Other courts have held that the government’s duty to provide medical care to inmates in its custody is nondelegable. In Shea v. Spokane, 17 Wash. App. 236, 562 P.2d 264 (1977), aff’d per curiam, 90 Wash. 2d 43, 578 P.2d 42 (1978), the Washington Court of Appeals held that a city jail had a nondelegable duty to provide adequate medical services to an inmate in its custody. The Shea court quoted a Michigan decision that is also relevant to the case before us:
“The duty which defendant owed to plaintiff [prisoner] arose out of this special relationship in which defendant was one *845‘required by law to take or who voluntarily takes the custody of another under circumstances such as to deprive the other of his normal opportunities for protection.’ 2 Restatement of Torts 2d § 314A(4), p. 118 (1963).”
North Carolina case law, statute, the federal Constitution, our state Constitution, and other authorities discussed above all support our conclusion that DOC has a duty to provide adequate medical care to inmates in its custody, and that the duty is of such great importance that the state cannot avoid liability by contracting with someone else to perform it.
Where a principal has a nondelegable duty, one with whom the principal contracts to perform that duty is as a matter of law an agent for purposes of applying the doctrine of respondeat superior.
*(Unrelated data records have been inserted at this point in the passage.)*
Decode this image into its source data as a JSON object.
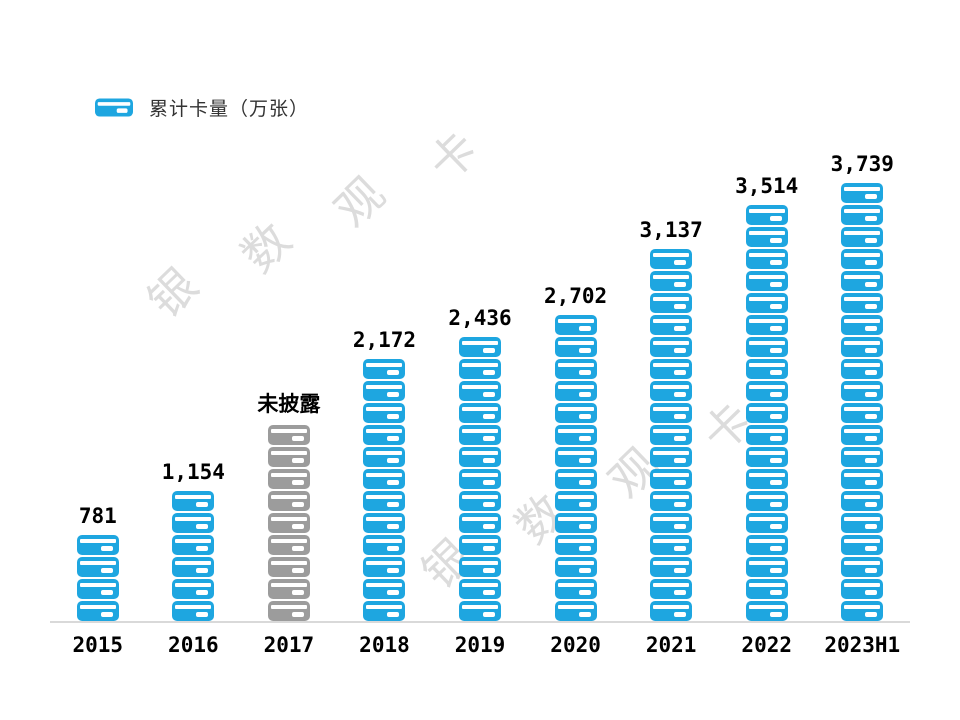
{
  "legend": {
    "label": "累计卡量（万张）",
    "icon": "credit-card-icon"
  },
  "watermark": {
    "text": "银数观卡"
  },
  "colors": {
    "bar": "#1EA6E0",
    "undisclosed": "#9C9C9C",
    "watermark": "#DCDCDC",
    "axis": "#D9D9D9",
    "label": "#000000",
    "legend_text": "#333333"
  },
  "chart_data": {
    "type": "bar",
    "subtype": "pictograph-stacked-card-icons",
    "title": "累计卡量（万张）",
    "categories": [
      "2015",
      "2016",
      "2017",
      "2018",
      "2019",
      "2020",
      "2021",
      "2022",
      "2023H1"
    ],
    "values": [
      781,
      1154,
      null,
      2172,
      2436,
      2702,
      3137,
      3514,
      3739
    ],
    "value_labels": [
      "781",
      "1,154",
      "未披露",
      "2,172",
      "2,436",
      "2,702",
      "3,137",
      "3,514",
      "3,739"
    ],
    "undisclosed_index": 2,
    "undisclosed_label": "未披露",
    "icon": "credit-card",
    "unit_per_icon": 187,
    "undisclosed_icon_count": 9,
    "xlabel": "",
    "ylabel": "累计卡量（万张）",
    "ylim": [
      0,
      4000
    ],
    "grid": false,
    "legend_position": "top-left"
  }
}
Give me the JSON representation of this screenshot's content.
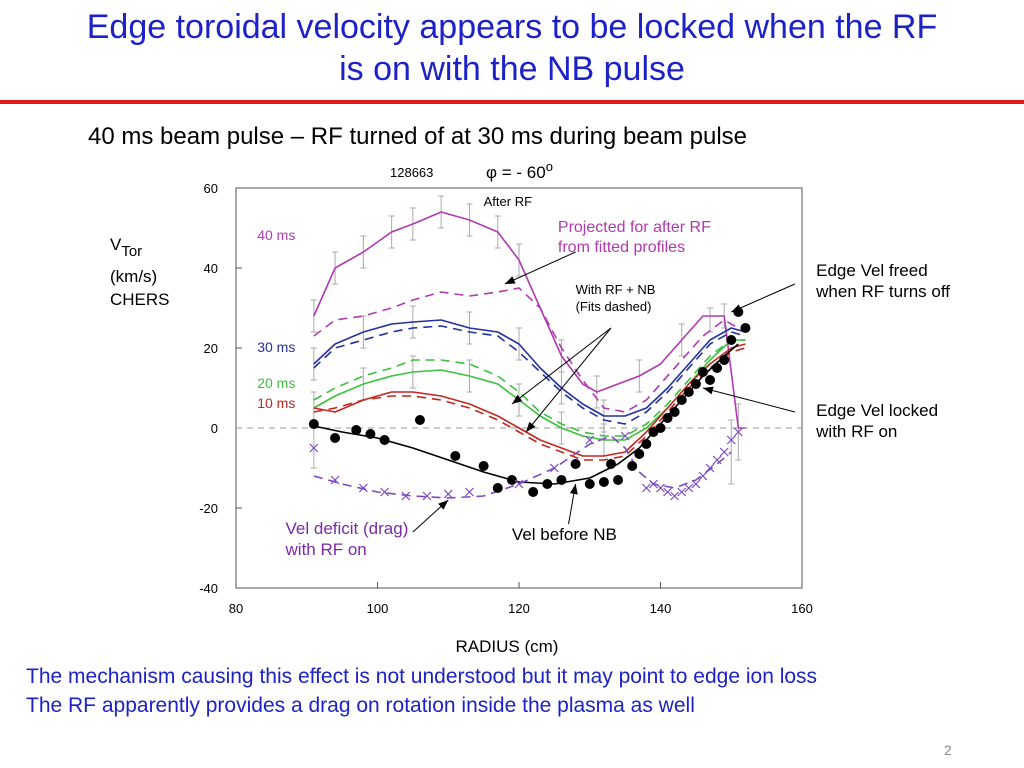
{
  "slide": {
    "title_line1": "Edge toroidal velocity appears to be locked when the RF",
    "title_line2": "is on with the NB pulse",
    "subtitle": "40 ms beam pulse – RF turned of at 30 ms during beam pulse",
    "bottom_line1": "The mechanism causing this effect is not understood but it may point to edge ion loss",
    "bottom_line2": "The RF apparently provides a drag on rotation inside the plasma as well",
    "page_number": "2",
    "colors": {
      "title": "#1d22c8",
      "rule": "#e01818",
      "bottom_text": "#1d22c8"
    }
  },
  "chart_data": {
    "type": "line",
    "shot_label": "128663",
    "phi_label": "φ = - 60",
    "phi_degree": "o",
    "ylabel_line1": "V",
    "ylabel_sub": "Tor",
    "ylabel_line2": "(km/s)",
    "ylabel_line3": "CHERS",
    "xlabel": "RADIUS (cm)",
    "xlim": [
      80,
      160
    ],
    "ylim": [
      -40,
      60
    ],
    "x_ticks": [
      80,
      100,
      120,
      140,
      160
    ],
    "y_ticks": [
      -40,
      -20,
      0,
      20,
      40,
      60
    ],
    "grid": false,
    "zero_line": "dashed",
    "series": [
      {
        "name": "40 ms",
        "color": "#b03ab0",
        "style": "solid",
        "x": [
          91,
          94,
          98,
          102,
          105,
          109,
          113,
          117,
          120,
          123,
          126,
          129,
          131,
          134,
          137,
          140,
          143,
          146,
          149,
          151,
          152
        ],
        "y": [
          28,
          40,
          44,
          49,
          51,
          54,
          52,
          49,
          42,
          30,
          18,
          11,
          9,
          11,
          13,
          16,
          22,
          28,
          28,
          0,
          0
        ]
      },
      {
        "name": "",
        "color": "#b03ab0",
        "style": "dashed",
        "x": [
          91,
          94,
          98,
          102,
          105,
          109,
          113,
          117,
          120,
          123,
          126,
          129,
          132,
          135,
          138,
          140,
          143,
          146,
          149,
          151
        ],
        "y": [
          23,
          27,
          28,
          30,
          32,
          34,
          33,
          34,
          35,
          30,
          20,
          12,
          5,
          4,
          7,
          11,
          17,
          23,
          27,
          25
        ]
      },
      {
        "name": "30 ms",
        "color": "#2230a0",
        "style": "solid",
        "x": [
          91,
          94,
          98,
          102,
          105,
          109,
          113,
          117,
          120,
          123,
          126,
          129,
          132,
          135,
          138,
          141,
          144,
          147,
          150,
          152
        ],
        "y": [
          16,
          21,
          24,
          26,
          26.5,
          27,
          25,
          24,
          21,
          15,
          10,
          6,
          3,
          3,
          5,
          10,
          16,
          22,
          25,
          24
        ]
      },
      {
        "name": "",
        "color": "#2230a0",
        "style": "dashed",
        "x": [
          91,
          94,
          98,
          102,
          105,
          109,
          113,
          117,
          120,
          123,
          126,
          129,
          132,
          135,
          138,
          141,
          144,
          147,
          150,
          152
        ],
        "y": [
          15,
          20,
          22,
          24,
          25,
          25.5,
          24,
          23,
          19,
          14,
          9,
          5,
          2,
          1,
          4,
          9,
          15,
          21,
          24,
          23
        ]
      },
      {
        "name": "20 ms",
        "color": "#3cbf3c",
        "style": "solid",
        "x": [
          91,
          94,
          98,
          102,
          105,
          109,
          113,
          117,
          120,
          123,
          126,
          129,
          132,
          135,
          138,
          141,
          144,
          147,
          150,
          152
        ],
        "y": [
          5,
          8,
          11,
          13,
          14,
          14.5,
          13,
          11,
          7,
          3,
          0,
          -2,
          -3,
          -3,
          0,
          5,
          11,
          17,
          22,
          22
        ]
      },
      {
        "name": "",
        "color": "#3cbf3c",
        "style": "dashed",
        "x": [
          91,
          94,
          98,
          102,
          105,
          109,
          113,
          117,
          120,
          123,
          126,
          129,
          132,
          135,
          138,
          141,
          144,
          147,
          150,
          152
        ],
        "y": [
          7,
          10,
          13,
          15,
          17,
          17,
          16,
          13,
          9,
          4,
          1,
          -1,
          -2,
          -2,
          1,
          6,
          12,
          18,
          22,
          22
        ]
      },
      {
        "name": "10 ms",
        "color": "#c02820",
        "style": "solid",
        "x": [
          91,
          94,
          98,
          102,
          105,
          109,
          113,
          117,
          120,
          123,
          126,
          129,
          132,
          135,
          138,
          141,
          144,
          147,
          150,
          152
        ],
        "y": [
          5,
          4,
          7,
          9,
          9,
          8,
          6,
          3,
          0,
          -3,
          -5,
          -7,
          -7,
          -6,
          -1,
          5,
          11,
          16,
          20,
          21
        ]
      },
      {
        "name": "",
        "color": "#c02820",
        "style": "dashed",
        "x": [
          91,
          94,
          98,
          102,
          105,
          109,
          113,
          117,
          120,
          123,
          126,
          129,
          132,
          135,
          138,
          141,
          144,
          147,
          150,
          152
        ],
        "y": [
          4,
          5,
          7,
          8,
          8,
          7,
          5,
          2,
          -1,
          -4,
          -6,
          -8,
          -8,
          -7,
          -2,
          4,
          10,
          15,
          19,
          20
        ]
      },
      {
        "name": "",
        "color": "#000000",
        "style": "solid",
        "x": [
          91,
          95,
          100,
          105,
          110,
          115,
          120,
          125,
          130,
          134,
          137,
          140,
          143,
          146,
          149,
          151
        ],
        "y": [
          0.5,
          -1,
          -2.5,
          -5,
          -8,
          -11,
          -13.5,
          -14,
          -12.5,
          -9,
          -5,
          1,
          7,
          13,
          18,
          21
        ]
      },
      {
        "name": "",
        "color": "#7a4ac0",
        "style": "dashed",
        "x": [
          91,
          95,
          100,
          105,
          110,
          115,
          120,
          125,
          130,
          133,
          135,
          137,
          139,
          142,
          145,
          148,
          150
        ],
        "y": [
          -12,
          -14,
          -16,
          -17,
          -17.5,
          -17,
          -14,
          -10,
          -4,
          -2,
          -5,
          -11,
          -14,
          -15,
          -13,
          -9,
          -6
        ]
      }
    ],
    "scatter_series": [
      {
        "name": "",
        "marker": "filled-circle",
        "color": "#000000",
        "x": [
          91,
          94,
          97,
          99,
          101,
          106,
          111,
          115,
          117,
          119,
          122,
          124,
          126,
          128,
          130,
          132,
          133,
          134,
          136,
          137,
          138,
          139,
          140,
          141,
          142,
          143,
          144,
          145,
          146,
          147,
          148,
          149,
          150,
          151,
          152
        ],
        "y": [
          1,
          -2.5,
          -0.5,
          -1.5,
          -3,
          2,
          -7,
          -9.5,
          -15,
          -13,
          -16,
          -14,
          -13,
          -9,
          -14,
          -13.5,
          -9,
          -13,
          -9.5,
          -6.5,
          -4,
          -1,
          0,
          2.5,
          4,
          7,
          9,
          11,
          14,
          12,
          15,
          17,
          22,
          29,
          25
        ]
      },
      {
        "name": "",
        "marker": "x",
        "color": "#7a4ac0",
        "x": [
          91,
          94,
          98,
          101,
          104,
          107,
          110,
          113,
          120,
          125,
          130,
          135,
          138,
          139,
          140,
          141,
          142,
          143,
          144,
          145,
          146,
          147,
          148,
          149,
          150,
          151
        ],
        "y": [
          -5,
          -13,
          -15,
          -16,
          -17,
          -17,
          -16.5,
          -16,
          -14,
          -10,
          -3,
          -2,
          -15,
          -14,
          -15,
          -16,
          -17,
          -16,
          -15,
          -14,
          -12,
          -10,
          -8,
          -6,
          -3,
          -1
        ]
      }
    ],
    "error_bars": [
      {
        "x": 91,
        "y": 28,
        "err": 4
      },
      {
        "x": 94,
        "y": 40,
        "err": 4
      },
      {
        "x": 98,
        "y": 44,
        "err": 4
      },
      {
        "x": 102,
        "y": 49,
        "err": 4
      },
      {
        "x": 105,
        "y": 51,
        "err": 4
      },
      {
        "x": 109,
        "y": 54,
        "err": 4
      },
      {
        "x": 113,
        "y": 52,
        "err": 4
      },
      {
        "x": 117,
        "y": 49,
        "err": 4
      },
      {
        "x": 120,
        "y": 42,
        "err": 4
      },
      {
        "x": 126,
        "y": 18,
        "err": 4
      },
      {
        "x": 131,
        "y": 9,
        "err": 4
      },
      {
        "x": 137,
        "y": 13,
        "err": 4
      },
      {
        "x": 143,
        "y": 22,
        "err": 4
      },
      {
        "x": 91,
        "y": 16,
        "err": 4
      },
      {
        "x": 98,
        "y": 24,
        "err": 4
      },
      {
        "x": 105,
        "y": 26.5,
        "err": 4
      },
      {
        "x": 113,
        "y": 25,
        "err": 4
      },
      {
        "x": 120,
        "y": 21,
        "err": 4
      },
      {
        "x": 126,
        "y": 10,
        "err": 4
      },
      {
        "x": 132,
        "y": 3,
        "err": 4
      },
      {
        "x": 91,
        "y": 5,
        "err": 4
      },
      {
        "x": 98,
        "y": 11,
        "err": 4
      },
      {
        "x": 105,
        "y": 14,
        "err": 4
      },
      {
        "x": 113,
        "y": 13,
        "err": 4
      },
      {
        "x": 120,
        "y": 7,
        "err": 4
      },
      {
        "x": 126,
        "y": 0,
        "err": 4
      },
      {
        "x": 132,
        "y": -3,
        "err": 4
      },
      {
        "x": 91,
        "y": -5,
        "err": 5
      },
      {
        "x": 150,
        "y": -6,
        "err": 8
      },
      {
        "x": 151,
        "y": -1,
        "err": 7
      },
      {
        "x": 147,
        "y": 27,
        "err": 3
      },
      {
        "x": 149,
        "y": 28,
        "err": 3
      }
    ],
    "series_labels": [
      {
        "text": "40 ms",
        "color": "#b03ab0",
        "x": 83,
        "y": 47
      },
      {
        "text": "30 ms",
        "color": "#2230a0",
        "x": 83,
        "y": 19
      },
      {
        "text": "20 ms",
        "color": "#3cbf3c",
        "x": 83,
        "y": 10
      },
      {
        "text": "10 ms",
        "color": "#c02820",
        "x": 83,
        "y": 5
      }
    ],
    "annotations": [
      {
        "id": "after-rf",
        "lines": [
          "After RF"
        ],
        "color": "#000000",
        "size": 13,
        "x": 115,
        "y": 55.5,
        "arrow": null
      },
      {
        "id": "projected",
        "lines": [
          "Projected for after RF",
          "from fitted profiles"
        ],
        "color": "#b03ab0",
        "size": 16,
        "x": 125.5,
        "y": 49,
        "arrow": [
          [
            128,
            44
          ],
          [
            118,
            36
          ]
        ]
      },
      {
        "id": "with-rf-nb",
        "lines": [
          "With RF + NB",
          "(Fits dashed)"
        ],
        "color": "#000000",
        "size": 13,
        "x": 128,
        "y": 33.5,
        "arrow": [
          [
            133,
            25
          ],
          [
            119,
            6
          ]
        ]
      },
      {
        "id": "with-rf-nb-2",
        "lines": [],
        "color": "#000000",
        "size": 13,
        "x": 0,
        "y": 0,
        "arrow": [
          [
            133,
            25
          ],
          [
            121,
            -1
          ]
        ]
      },
      {
        "id": "edge-freed",
        "lines": [
          "Edge Vel freed",
          "when RF turns off"
        ],
        "color": "#000000",
        "size": 17,
        "x": 162,
        "y": 38,
        "arrow": [
          [
            159,
            36
          ],
          [
            150,
            29
          ]
        ]
      },
      {
        "id": "edge-locked",
        "lines": [
          "Edge Vel locked",
          "with RF on"
        ],
        "color": "#000000",
        "size": 17,
        "x": 162,
        "y": 3,
        "arrow": [
          [
            159,
            4
          ],
          [
            146,
            10
          ]
        ]
      },
      {
        "id": "vel-deficit",
        "lines": [
          "Vel deficit (drag)",
          "with RF on"
        ],
        "color": "#7a2aa8",
        "size": 17,
        "x": 87,
        "y": -26.5,
        "arrow": [
          [
            105,
            -26
          ],
          [
            110,
            -18
          ]
        ]
      },
      {
        "id": "vel-before-nb",
        "lines": [
          "Vel before NB"
        ],
        "color": "#000000",
        "size": 17,
        "x": 119,
        "y": -28,
        "arrow": [
          [
            127,
            -24
          ],
          [
            128,
            -14
          ]
        ]
      }
    ]
  }
}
Hendricks v. Leslie Fay, Inc., 273 N.C. 59, 62, 159 S.E.2d 362, 366 (1968); Dockery v. Shows, 264 N.C. 406, 410, 142 S.E.2d 29, 32 (1965). This rule, like other common-law tort rules, applies to the definition of “agent” under the State Tort Claims Act. We conclude, therefore, that by virtue of the state’s nondelegable duty to provide medical care for inmates, Dr. Stanley, hired by the state to perform this duty, was at the time of the alleged negligence as a matter of law an agent of DOC. DOC is liable to plaintiff under the State Tort Claims Act for any negligence of Dr. Stanley. We therefore affirm that part of the Court of Appeals’ decision reversing the Industrial Commission’s summary judgment order for defendant.